Der Kläger hat sowohl schriftsätzlich als auch im Rahmen seiner persönlichen Anhörung stets erklärt, die streitgegenständliche Urheberrechtsverletzung nicht selbst begangen zu haben. Dabei gab er im Rahmen der zweiten Anhörung am 16.03,2017 an, er selbst habe das streitgegenständliche Lied nicht im Internet angeboten. Die Datei des Liedes sei auf keinem seiner Rechner gespeichert. Dort befinde sich auch keine Filesharing Software. Schon bei seiner ersten Anhörung erklärte er, er selbst habe das streitgegenständliche Werk zur Tatzeit nicht filegeshared.
Dabei hat die Kammer vor allem der persönliche Eindruck des Klägers bei der zweiten Anhörung überzeugt. Auch der Umstand, dass sich der Kläger in Anbetracht des zeitlichen Abstands zwischen der ersten Anhörung im Juli 2014 und März 2017 bei seiner zweiten Anhörung nicht mehr an alle Details erinnern konnte trug zur Überzeugung der Kammer bei.
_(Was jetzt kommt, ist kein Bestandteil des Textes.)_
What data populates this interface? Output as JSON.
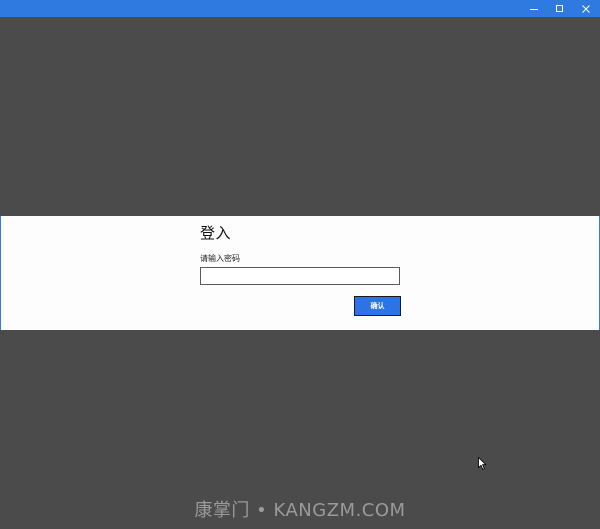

II. Der Beklagten steht als Inhaberin des Tonträgerherstellerrechts aber der hilfsweise auf Störerhaftung gestützte Unterlassungsanspruch zu. Zudem kann die Beklagte Zahlung von EUR 606,- zuzüglich Zinsen in Höhe von fünf Prozentpunkten über dem Basiszinssatz hieraus seit 12.01.2011 verlangen. Das Versäumnisurteil war daher in diesem Punkt aufrechtzuerhalten.
Die Entscheidung Sommer unseres Lebens des Bundesgerichtshofs ist nicht nur auf Privatpersonen sondern erst recht auf Gewerbetreibende anzuwenden. Der Betreiber eines WLAN ist als Störer anzusehen, wenn er seinen WLAN-Anschluss unzureichend sichert und dadurch einem außenstehenden Dritten ermöglicht das Urheberrecht oder ein verwandtes Schutzrecht zu verletzen.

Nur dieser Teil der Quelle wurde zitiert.